The Race Against Alzheimer's
Want to keep your aging brain in tip-top shape? The best advice might be the simplest, if not the most obvious: don’t get too excited.
That appears to be one of many lessons learned from a series of studies conducted by Michela Gallagher, Krieger-Eisenhower Professor of Psychology and Neuroscience.
Drawing upon years of research, Gallagher and her colleagues recently demonstrated that older people suffering from a form of memory impairment that can lead to Alzheimer’s disease showed clear improvement on memory tests after taking a drug to dampen overactivity in a particular part of the brain.
Researchers already knew that the condition in question—amnestic mild cognitive impairment, or aMCI—was associated with elevated levels of activity among neurons in the hippocampus, a region of the brain that is crucial to learning and memory. (People with aMCI have worse-than-normal memories for their age, and 15 percent of them go on to develop Alzheimer’s.) There was speculation, however, that this neuronal overexcitement represented a kind of coping mechanism—a way of revving up the brain’s memory circuit to compensate for flagging performance.
Gallagher proved the opposite. By administering low doses of the anti-epileptic drug levetiracetam to individuals with aMCI, she was able to drive activity in their hippocampi down to normal levels. As a result, their performance on memory tests actually improved.
That finding has all kinds of implications. If aMCI is a way station on the road to Alzheimer’s disease, then treating it could help stave off or at least slow the progression of full-blown dementia. That would be especially welcome given the recent failure of several drugs designed to combat late-stage Alzheimer’s, and would provide much-needed ammunition in the war against an affliction that is expected to affect as many as 16 million Americans by the year 2050.
But as Gallagher points out, an overexcited hippocampus goes hand in hand with several other risk factors for Alzheimer’s, including a particular gene that is the single greatest predictor of dementia aside from aging itself. And excess activity in this small, curved structure located in the medial temporal lobe appears to have negative effects elsewhere in the brain, as well.

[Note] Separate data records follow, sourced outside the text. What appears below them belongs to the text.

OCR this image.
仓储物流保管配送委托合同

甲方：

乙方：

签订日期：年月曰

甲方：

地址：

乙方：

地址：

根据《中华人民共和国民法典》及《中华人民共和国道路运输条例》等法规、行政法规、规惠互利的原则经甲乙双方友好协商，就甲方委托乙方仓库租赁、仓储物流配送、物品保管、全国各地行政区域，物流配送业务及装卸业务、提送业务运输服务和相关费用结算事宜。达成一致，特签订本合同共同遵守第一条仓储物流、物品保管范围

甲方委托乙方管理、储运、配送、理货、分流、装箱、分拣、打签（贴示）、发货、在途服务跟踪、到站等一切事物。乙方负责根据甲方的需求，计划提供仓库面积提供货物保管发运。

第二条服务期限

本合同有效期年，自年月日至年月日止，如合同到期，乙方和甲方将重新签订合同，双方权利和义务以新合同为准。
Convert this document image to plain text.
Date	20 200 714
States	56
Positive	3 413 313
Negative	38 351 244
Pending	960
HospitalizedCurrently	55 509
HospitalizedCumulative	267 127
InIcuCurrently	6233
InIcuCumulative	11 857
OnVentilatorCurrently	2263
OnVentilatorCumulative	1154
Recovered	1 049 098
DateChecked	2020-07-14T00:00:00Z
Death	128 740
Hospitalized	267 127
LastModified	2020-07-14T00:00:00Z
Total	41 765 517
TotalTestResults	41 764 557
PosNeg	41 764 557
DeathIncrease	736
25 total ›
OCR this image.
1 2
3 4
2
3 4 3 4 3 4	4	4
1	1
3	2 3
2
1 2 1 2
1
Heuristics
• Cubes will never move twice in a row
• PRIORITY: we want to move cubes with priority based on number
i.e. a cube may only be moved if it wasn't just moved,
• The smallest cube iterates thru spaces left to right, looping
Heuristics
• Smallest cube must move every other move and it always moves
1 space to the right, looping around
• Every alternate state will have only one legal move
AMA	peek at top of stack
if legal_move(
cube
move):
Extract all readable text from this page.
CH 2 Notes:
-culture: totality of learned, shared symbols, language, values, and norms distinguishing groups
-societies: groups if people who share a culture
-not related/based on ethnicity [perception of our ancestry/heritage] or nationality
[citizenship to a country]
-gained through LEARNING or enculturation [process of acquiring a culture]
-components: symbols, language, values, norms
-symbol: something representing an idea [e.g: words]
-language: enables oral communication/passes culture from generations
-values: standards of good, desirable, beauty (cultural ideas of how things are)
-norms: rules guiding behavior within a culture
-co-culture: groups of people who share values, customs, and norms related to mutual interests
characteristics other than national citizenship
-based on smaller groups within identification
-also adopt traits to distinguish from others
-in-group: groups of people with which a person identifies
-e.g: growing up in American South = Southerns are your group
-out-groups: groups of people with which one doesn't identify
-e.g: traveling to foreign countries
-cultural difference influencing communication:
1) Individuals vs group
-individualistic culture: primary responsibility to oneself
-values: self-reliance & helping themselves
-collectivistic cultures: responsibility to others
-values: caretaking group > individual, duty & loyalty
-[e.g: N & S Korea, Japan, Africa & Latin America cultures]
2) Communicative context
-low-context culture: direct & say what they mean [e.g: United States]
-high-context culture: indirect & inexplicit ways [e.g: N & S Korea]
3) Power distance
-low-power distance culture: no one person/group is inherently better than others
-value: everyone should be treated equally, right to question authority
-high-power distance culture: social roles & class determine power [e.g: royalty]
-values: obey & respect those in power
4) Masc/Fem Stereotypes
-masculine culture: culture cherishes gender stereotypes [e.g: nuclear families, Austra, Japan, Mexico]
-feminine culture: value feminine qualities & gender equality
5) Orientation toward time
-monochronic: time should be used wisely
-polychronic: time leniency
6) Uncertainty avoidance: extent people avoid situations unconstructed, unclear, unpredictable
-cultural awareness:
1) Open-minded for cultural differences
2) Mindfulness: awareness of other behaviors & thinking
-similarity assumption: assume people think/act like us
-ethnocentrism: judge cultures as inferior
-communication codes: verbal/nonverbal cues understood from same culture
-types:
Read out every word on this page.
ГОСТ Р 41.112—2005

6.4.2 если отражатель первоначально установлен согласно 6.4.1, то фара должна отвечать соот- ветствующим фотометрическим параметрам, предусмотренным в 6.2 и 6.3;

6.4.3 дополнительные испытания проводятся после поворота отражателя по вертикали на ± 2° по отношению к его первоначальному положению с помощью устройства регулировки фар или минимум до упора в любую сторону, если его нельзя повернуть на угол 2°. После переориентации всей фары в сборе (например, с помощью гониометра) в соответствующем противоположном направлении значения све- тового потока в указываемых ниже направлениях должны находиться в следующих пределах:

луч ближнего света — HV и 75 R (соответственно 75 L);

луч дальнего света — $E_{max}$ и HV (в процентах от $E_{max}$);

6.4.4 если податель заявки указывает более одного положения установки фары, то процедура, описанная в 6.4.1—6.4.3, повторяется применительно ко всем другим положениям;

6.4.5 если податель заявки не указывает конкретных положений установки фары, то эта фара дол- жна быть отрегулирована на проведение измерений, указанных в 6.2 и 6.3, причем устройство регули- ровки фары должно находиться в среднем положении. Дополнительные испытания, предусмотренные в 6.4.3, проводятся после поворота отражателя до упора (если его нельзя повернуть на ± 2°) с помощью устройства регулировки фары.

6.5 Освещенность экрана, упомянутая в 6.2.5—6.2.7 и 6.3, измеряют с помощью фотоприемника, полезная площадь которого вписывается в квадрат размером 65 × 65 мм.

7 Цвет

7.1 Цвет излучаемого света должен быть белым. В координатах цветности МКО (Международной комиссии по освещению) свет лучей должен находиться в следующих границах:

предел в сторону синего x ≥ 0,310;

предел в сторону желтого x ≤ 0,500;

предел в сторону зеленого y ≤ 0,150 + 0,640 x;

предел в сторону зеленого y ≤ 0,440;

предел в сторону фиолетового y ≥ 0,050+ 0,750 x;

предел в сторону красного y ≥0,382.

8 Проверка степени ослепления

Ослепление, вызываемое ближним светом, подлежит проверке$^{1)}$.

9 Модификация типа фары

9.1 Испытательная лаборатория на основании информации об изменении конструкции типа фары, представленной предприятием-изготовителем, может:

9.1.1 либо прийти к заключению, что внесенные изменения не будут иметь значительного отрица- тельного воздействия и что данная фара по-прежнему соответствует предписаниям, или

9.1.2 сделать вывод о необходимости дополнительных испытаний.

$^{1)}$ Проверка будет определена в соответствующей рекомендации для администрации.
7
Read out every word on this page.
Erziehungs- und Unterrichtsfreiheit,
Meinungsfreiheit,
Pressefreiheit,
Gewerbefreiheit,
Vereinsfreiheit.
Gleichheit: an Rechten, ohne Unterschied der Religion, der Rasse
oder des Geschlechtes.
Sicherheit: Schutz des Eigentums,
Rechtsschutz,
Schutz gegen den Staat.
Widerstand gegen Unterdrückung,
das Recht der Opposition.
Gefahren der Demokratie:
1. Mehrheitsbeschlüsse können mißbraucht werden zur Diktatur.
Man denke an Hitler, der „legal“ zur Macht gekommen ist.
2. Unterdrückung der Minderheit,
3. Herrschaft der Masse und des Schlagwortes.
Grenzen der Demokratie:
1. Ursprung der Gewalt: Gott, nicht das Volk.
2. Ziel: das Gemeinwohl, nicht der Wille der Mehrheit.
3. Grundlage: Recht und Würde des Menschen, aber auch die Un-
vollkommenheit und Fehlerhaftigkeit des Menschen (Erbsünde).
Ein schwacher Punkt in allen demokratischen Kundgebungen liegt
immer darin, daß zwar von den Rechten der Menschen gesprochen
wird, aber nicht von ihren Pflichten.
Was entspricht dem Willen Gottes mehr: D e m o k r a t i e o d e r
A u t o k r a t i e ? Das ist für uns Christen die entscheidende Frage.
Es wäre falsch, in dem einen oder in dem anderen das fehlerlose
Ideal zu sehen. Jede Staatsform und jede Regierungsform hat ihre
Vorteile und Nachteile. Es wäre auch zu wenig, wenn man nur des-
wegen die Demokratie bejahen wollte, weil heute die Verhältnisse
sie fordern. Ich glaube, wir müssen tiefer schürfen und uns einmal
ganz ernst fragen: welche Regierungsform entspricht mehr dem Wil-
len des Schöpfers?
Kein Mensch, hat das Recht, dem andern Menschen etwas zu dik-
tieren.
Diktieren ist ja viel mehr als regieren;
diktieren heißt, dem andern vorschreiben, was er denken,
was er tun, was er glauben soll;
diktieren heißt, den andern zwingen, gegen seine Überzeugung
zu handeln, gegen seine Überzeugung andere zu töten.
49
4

“It’s like a cascade,” Gallagher says. “This overactivity appears to be remodeling other circuits that are trying to cope with it.” But Gallagher found that once those elevated levels of activity were reduced, other affected systems saw relief, too.
Gallagher hopes to run a long-term clinical trial to determine if levetiracetam can indeed help prevent Alzheimer’s in people with aMCI. And she is exploring additional therapies for aMCI, and for other conditions linked to overactivity in the brain.
Her work could improve life for the average aging person. “There is a kind of continuum of this condition that does occur in normal aging,” says Gallagher. And if the same mechanism drives both normal and abnormal memory decline in the aging brain, then therapies that work on one ought to work on the other, as well.